Authorities in the northeastern city, a Democratic bastion, ordered a strict ban on weapons in the area, and said the white nationalist rally would not be allowed to run overtime. “It’s time to do something,” said Katie Zipps, who travelled from Malden, north of Boston, for the counter-demonstration. “We are out here to add an extra body to add to the numbers of those who resist.”

While rally organizers vowed their demonstration would be peaceful, one scheduled speaker, Kyle Chapman, has claimed allegiance to a group called the “Fraternal Order of Alt-Knights,” described by the anti-hate organization Southern Poverty Law Center as a “new Alt-Right group of street fighters.”
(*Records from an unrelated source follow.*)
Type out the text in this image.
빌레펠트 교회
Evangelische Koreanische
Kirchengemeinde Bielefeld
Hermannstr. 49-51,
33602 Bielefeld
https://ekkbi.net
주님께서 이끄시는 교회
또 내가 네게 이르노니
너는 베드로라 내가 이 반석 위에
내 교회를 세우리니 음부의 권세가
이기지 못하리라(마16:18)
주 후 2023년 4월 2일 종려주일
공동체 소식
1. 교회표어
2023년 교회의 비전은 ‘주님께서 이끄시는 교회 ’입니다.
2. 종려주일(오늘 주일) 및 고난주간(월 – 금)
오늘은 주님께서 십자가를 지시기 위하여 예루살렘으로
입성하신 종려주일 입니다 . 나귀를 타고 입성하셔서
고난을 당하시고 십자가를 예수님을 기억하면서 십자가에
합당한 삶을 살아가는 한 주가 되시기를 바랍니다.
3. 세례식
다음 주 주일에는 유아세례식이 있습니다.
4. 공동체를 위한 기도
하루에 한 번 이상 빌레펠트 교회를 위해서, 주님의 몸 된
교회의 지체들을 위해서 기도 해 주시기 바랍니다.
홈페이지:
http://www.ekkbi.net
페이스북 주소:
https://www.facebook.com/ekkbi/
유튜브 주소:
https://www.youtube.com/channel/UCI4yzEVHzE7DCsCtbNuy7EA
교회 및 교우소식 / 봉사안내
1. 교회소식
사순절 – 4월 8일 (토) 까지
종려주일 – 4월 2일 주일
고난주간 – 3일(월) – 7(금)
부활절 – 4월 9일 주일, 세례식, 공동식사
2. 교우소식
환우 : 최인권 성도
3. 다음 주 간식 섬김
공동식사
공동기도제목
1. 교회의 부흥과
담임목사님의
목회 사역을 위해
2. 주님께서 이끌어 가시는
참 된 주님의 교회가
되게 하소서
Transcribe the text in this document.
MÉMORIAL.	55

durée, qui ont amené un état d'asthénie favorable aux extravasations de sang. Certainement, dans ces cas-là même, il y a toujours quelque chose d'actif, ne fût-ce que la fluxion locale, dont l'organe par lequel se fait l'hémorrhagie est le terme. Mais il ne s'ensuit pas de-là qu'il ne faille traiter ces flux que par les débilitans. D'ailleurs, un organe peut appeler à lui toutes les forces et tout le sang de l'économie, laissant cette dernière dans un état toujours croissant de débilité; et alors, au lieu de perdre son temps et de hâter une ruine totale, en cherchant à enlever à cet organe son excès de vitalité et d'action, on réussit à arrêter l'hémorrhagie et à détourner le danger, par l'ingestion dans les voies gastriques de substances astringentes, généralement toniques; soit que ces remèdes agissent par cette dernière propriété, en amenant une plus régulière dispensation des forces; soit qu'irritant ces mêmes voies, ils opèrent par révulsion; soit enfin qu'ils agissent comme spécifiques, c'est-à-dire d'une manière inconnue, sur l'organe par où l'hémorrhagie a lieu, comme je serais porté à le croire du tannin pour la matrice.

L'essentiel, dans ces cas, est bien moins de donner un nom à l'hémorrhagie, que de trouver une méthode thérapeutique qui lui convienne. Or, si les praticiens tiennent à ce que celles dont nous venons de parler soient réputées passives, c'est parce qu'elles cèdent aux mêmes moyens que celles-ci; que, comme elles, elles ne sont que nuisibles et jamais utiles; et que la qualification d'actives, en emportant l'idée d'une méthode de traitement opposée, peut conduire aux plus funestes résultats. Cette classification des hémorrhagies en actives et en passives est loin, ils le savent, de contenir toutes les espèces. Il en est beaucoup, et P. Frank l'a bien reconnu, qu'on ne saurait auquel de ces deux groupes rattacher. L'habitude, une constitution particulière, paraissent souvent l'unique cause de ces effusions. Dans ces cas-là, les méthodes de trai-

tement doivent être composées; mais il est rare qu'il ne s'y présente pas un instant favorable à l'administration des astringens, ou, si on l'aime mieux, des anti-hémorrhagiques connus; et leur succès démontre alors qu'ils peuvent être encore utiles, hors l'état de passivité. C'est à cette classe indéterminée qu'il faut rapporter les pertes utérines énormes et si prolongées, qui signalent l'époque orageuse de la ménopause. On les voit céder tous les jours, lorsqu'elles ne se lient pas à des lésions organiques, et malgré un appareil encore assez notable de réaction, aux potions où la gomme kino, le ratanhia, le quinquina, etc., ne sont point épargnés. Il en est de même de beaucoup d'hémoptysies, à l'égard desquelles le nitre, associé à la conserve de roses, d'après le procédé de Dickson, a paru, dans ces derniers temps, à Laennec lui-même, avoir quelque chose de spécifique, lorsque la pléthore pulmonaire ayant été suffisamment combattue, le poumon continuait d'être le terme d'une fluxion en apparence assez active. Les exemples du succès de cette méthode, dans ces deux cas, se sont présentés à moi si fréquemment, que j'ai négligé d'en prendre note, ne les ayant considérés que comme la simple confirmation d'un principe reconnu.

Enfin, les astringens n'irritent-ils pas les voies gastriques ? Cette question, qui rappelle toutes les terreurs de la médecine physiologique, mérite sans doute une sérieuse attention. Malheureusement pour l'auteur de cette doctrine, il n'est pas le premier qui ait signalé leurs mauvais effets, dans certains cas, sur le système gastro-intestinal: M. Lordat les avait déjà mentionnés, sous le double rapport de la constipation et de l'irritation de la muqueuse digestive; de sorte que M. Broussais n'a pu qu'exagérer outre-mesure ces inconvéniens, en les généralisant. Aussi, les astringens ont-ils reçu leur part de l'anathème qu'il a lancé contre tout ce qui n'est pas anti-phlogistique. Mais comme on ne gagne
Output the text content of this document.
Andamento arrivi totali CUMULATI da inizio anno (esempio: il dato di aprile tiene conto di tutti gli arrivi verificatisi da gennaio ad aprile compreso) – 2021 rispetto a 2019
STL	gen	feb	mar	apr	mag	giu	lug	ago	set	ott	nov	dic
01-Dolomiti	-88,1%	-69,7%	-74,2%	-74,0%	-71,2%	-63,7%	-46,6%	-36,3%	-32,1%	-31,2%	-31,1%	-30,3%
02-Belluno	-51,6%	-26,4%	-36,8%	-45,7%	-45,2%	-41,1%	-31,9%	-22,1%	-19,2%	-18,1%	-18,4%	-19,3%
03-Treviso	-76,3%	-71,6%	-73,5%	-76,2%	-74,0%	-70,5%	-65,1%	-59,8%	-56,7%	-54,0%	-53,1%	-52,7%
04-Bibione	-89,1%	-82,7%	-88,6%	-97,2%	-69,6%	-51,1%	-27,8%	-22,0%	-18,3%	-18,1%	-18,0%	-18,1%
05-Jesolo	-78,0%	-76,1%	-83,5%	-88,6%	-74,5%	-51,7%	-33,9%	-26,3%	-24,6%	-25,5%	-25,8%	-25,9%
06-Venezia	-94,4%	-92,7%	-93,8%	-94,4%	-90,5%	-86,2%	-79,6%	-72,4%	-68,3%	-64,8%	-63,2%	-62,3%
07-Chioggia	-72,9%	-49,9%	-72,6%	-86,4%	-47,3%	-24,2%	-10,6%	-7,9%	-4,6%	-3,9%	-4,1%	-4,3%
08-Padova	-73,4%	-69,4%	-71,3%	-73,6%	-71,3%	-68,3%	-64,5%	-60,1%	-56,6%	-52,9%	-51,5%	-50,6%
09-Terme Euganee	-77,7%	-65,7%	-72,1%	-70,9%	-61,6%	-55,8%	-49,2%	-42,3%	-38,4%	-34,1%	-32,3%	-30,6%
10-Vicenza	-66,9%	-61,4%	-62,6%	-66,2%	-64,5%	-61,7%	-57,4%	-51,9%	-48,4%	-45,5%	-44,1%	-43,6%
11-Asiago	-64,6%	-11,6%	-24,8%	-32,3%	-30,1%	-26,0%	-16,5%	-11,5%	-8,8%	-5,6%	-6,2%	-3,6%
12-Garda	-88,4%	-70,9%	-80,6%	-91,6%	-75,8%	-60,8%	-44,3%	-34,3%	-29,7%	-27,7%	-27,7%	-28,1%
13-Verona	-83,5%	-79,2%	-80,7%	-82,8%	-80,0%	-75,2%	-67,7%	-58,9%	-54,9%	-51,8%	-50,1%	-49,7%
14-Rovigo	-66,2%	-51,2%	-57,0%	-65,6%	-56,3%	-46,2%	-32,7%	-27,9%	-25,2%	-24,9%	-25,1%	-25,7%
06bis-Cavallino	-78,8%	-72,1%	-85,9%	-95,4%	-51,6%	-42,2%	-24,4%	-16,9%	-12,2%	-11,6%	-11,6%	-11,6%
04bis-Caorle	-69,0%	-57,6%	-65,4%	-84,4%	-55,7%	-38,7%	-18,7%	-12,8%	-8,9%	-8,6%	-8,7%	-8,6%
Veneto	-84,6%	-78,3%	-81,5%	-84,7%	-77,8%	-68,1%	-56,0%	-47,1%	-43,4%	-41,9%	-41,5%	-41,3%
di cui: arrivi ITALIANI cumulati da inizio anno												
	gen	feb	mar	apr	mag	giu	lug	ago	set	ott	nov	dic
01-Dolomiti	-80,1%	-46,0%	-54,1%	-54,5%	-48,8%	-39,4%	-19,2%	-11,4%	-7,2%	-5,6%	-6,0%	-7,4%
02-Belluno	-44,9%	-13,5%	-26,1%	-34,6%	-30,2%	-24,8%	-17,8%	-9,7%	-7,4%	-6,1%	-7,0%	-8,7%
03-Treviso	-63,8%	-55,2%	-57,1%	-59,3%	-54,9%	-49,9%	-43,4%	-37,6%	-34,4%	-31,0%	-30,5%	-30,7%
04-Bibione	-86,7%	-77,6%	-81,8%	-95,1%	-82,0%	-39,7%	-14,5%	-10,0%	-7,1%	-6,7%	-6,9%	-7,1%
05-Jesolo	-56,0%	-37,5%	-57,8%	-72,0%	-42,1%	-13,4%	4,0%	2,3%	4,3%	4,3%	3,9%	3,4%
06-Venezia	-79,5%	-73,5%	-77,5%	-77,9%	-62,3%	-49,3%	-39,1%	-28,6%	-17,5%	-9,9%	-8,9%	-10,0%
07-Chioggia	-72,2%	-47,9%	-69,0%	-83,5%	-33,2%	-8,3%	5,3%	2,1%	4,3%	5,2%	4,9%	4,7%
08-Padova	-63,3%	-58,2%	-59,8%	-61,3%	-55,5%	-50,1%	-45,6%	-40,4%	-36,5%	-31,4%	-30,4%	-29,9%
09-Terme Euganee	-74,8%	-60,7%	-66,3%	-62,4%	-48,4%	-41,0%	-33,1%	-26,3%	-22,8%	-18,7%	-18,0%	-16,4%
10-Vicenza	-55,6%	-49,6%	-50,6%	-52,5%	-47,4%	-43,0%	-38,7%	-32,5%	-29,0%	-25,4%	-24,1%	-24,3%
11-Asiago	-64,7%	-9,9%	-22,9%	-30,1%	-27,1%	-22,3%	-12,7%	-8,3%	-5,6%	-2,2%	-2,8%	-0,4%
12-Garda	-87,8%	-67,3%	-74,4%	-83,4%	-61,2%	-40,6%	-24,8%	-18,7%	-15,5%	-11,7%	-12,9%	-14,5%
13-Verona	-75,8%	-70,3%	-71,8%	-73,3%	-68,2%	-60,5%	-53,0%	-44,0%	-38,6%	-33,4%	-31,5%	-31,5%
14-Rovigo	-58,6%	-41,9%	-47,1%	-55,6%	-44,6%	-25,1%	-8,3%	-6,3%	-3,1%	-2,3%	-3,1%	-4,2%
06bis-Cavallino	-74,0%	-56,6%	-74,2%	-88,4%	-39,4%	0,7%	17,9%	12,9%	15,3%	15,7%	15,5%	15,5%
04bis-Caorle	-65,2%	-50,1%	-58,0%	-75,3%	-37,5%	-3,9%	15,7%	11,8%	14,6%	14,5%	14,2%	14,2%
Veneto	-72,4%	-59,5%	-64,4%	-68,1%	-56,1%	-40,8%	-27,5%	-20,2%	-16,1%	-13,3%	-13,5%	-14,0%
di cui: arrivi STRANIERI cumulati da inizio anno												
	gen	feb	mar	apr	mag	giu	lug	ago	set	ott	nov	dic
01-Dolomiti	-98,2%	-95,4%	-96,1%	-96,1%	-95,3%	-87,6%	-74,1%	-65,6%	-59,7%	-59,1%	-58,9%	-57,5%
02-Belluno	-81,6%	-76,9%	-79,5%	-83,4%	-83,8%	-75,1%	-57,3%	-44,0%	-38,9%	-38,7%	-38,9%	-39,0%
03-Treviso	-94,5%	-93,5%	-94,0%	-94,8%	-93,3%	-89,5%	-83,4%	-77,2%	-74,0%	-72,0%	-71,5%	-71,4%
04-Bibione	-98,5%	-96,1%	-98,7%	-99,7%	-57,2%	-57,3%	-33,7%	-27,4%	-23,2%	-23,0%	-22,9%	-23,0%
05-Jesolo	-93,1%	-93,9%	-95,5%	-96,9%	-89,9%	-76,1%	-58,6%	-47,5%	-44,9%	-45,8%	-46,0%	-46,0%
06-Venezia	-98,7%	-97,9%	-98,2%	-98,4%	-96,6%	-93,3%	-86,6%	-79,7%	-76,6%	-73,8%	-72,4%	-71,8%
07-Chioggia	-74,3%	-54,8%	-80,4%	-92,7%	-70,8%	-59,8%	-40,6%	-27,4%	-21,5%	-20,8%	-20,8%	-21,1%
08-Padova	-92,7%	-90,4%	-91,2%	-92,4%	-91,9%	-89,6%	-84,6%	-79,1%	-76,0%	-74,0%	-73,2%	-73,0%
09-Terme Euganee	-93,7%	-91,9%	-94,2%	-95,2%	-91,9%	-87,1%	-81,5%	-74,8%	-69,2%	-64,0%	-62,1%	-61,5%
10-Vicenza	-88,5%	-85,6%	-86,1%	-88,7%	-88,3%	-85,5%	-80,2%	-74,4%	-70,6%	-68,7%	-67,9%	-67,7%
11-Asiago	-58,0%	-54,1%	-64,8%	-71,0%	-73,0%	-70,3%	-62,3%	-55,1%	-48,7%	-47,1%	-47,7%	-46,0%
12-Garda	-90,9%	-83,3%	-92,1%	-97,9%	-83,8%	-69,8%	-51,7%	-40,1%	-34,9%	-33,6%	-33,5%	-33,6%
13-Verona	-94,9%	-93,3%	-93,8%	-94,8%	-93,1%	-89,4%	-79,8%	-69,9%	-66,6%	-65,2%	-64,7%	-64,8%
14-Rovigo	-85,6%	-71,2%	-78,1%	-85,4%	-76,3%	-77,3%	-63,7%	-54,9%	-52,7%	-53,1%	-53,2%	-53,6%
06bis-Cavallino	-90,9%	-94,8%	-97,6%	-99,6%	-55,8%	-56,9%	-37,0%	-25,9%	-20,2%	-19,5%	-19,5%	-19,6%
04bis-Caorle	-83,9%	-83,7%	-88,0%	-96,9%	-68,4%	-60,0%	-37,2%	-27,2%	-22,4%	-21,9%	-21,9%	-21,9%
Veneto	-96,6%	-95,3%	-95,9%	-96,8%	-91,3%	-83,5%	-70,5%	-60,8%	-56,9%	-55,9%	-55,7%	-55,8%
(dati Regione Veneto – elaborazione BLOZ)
Thousands of counter-protesters had convened in two groups before the main rally, chanting “No Nazis, no KKK, no fascists in the USA!” One man held a sign that read, “Stop pretending your racism is patriotism,” and a woman’s sign said, “Muslims welcome, racists out.”

There was a large police presence in the area, and heavy trucks and concrete barriers were used to block vehicle access.

“We will not tolerate violence or property violence of any kind,” Mayor Marty Walsh warned in a tweet. “I ask everyone to be peaceful today and respect our City. Love, no hate,” he added. “We stand together against intolerance.”

A young woman was killed last weekend when an avowed white supremacist rammed his car into a group of counter-protesters in Charlottesville, Virginia - and President Donald Trump’s muted response to the violence has plunged his embattled administration deeper into disarray.

In remarks throughout the week, state and local officials had emphasized that there was no place for hatred and violence in the historic Massachusetts city, but they also were preparing for any eventuality.

“I just think the rhetoric has really brought this to a different level and that’s what we’re worried about,” Boston Police Commissioner William Evans told reporters on Friday. “I’ve never seen so many people looking, almost looking for confrontation. You know, we gotta knock it down.”